I spoke about depression and am curious about chemicals and emotions. Over the last month my neuro-chemicals got a massive burst of saddness. I not depressed; I feel intensely sad because of this set-back. I ws so on track with everything, including financial aid. Help me with any tips or advice with how to get back on track.
The school that droppped me says I can come back next year. It's not garenteed, and I have to consider worst case with them. So that means I can attempt to get into science classes that are really full, as I remember. I want to take chemistry, as it is required by another nursing school I want to attend.
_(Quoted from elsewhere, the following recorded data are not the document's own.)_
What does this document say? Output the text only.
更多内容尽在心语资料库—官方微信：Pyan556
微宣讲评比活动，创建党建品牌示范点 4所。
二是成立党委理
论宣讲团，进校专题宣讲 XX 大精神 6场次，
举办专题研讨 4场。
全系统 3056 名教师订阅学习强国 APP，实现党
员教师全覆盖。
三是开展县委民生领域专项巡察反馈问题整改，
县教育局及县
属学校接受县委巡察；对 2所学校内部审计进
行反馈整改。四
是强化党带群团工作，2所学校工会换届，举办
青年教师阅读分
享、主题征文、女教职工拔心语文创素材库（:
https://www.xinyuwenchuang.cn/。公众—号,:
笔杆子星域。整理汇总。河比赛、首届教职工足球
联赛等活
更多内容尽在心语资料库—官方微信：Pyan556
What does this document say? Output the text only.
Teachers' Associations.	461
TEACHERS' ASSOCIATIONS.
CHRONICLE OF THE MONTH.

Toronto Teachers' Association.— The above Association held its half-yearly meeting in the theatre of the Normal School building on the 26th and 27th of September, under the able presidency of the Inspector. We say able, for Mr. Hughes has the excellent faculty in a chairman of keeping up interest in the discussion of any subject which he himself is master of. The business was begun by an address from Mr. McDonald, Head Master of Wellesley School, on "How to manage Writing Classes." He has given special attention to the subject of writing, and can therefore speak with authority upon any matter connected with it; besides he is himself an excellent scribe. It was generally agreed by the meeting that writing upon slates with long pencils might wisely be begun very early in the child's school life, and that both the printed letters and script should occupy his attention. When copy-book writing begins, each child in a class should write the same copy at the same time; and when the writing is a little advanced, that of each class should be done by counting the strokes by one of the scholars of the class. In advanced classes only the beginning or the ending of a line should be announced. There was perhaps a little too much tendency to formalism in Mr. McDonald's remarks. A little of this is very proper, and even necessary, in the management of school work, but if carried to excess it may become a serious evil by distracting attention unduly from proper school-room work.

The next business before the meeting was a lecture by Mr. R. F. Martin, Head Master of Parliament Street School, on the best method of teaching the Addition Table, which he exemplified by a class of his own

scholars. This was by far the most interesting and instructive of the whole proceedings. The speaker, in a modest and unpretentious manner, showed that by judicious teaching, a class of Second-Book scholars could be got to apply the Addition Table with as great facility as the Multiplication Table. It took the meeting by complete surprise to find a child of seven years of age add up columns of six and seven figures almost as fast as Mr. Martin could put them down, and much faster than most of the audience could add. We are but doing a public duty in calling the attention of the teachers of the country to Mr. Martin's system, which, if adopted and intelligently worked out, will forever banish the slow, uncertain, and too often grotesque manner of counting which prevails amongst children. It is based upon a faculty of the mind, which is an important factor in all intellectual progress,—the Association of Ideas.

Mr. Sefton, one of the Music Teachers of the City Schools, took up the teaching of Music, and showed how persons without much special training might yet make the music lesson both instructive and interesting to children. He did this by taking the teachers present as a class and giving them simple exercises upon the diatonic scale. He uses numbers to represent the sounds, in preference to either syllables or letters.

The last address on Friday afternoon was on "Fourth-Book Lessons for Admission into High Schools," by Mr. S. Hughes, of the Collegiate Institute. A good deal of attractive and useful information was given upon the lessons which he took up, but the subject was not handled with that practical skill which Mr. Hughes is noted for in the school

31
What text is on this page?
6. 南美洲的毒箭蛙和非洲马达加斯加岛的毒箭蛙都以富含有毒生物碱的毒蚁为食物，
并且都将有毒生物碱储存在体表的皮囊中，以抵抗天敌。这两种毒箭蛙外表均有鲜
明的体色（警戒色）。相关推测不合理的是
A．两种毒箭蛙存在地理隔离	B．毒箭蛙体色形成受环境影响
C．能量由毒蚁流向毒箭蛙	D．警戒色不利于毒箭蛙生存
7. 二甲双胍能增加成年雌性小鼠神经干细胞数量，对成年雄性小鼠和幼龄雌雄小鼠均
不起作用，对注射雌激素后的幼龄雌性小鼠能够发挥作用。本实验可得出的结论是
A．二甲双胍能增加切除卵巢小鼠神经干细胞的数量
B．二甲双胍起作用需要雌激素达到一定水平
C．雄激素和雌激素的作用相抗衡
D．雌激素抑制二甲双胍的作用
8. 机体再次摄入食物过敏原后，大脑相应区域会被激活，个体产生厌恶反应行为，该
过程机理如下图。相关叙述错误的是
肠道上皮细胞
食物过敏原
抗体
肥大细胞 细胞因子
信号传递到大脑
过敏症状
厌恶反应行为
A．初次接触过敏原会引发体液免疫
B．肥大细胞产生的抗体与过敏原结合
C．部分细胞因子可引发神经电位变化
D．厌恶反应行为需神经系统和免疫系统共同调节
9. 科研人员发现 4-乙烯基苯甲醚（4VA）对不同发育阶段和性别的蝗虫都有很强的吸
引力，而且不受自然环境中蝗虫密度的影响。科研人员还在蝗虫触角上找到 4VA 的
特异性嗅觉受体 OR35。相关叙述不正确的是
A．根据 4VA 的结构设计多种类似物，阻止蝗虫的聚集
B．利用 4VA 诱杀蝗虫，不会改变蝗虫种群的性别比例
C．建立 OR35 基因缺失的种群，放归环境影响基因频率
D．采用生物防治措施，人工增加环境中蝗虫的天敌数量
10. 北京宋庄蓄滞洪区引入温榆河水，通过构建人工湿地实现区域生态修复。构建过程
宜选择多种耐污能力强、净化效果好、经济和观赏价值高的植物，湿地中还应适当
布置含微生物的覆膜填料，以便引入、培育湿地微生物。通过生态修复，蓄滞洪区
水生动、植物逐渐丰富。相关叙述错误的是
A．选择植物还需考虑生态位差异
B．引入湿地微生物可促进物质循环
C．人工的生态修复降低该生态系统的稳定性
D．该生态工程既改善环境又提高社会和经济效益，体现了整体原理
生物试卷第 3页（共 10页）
I am super-duper motivated to get on with doing the work to be an RN and take the big NCLEX. I am willing to relocate, but that would mean forgetting the seat I probably will have at the program I failed clinicals at.
There are other schools in the area, but I am wanting to get on with my dream now, and other schools are swamped. Someone mentioned an on-line way to receive RN. I have a job as an RN as soon as I become one. Help me if you can with some way to be an RN, or LPN on line. For me, it's not a question of if I can do it. It's a question of getting there. I have a hard time finding information to become an LPN. I would love to be an LPN if the opportunity for me to learn to become one is there.
I appreciate all the help so many people gave me after I sang the blues hard. I remain positive and am coming out of the blues and want to start marching to my goal again. Is there a way to go to RN online? Or to relocate to an intense training school?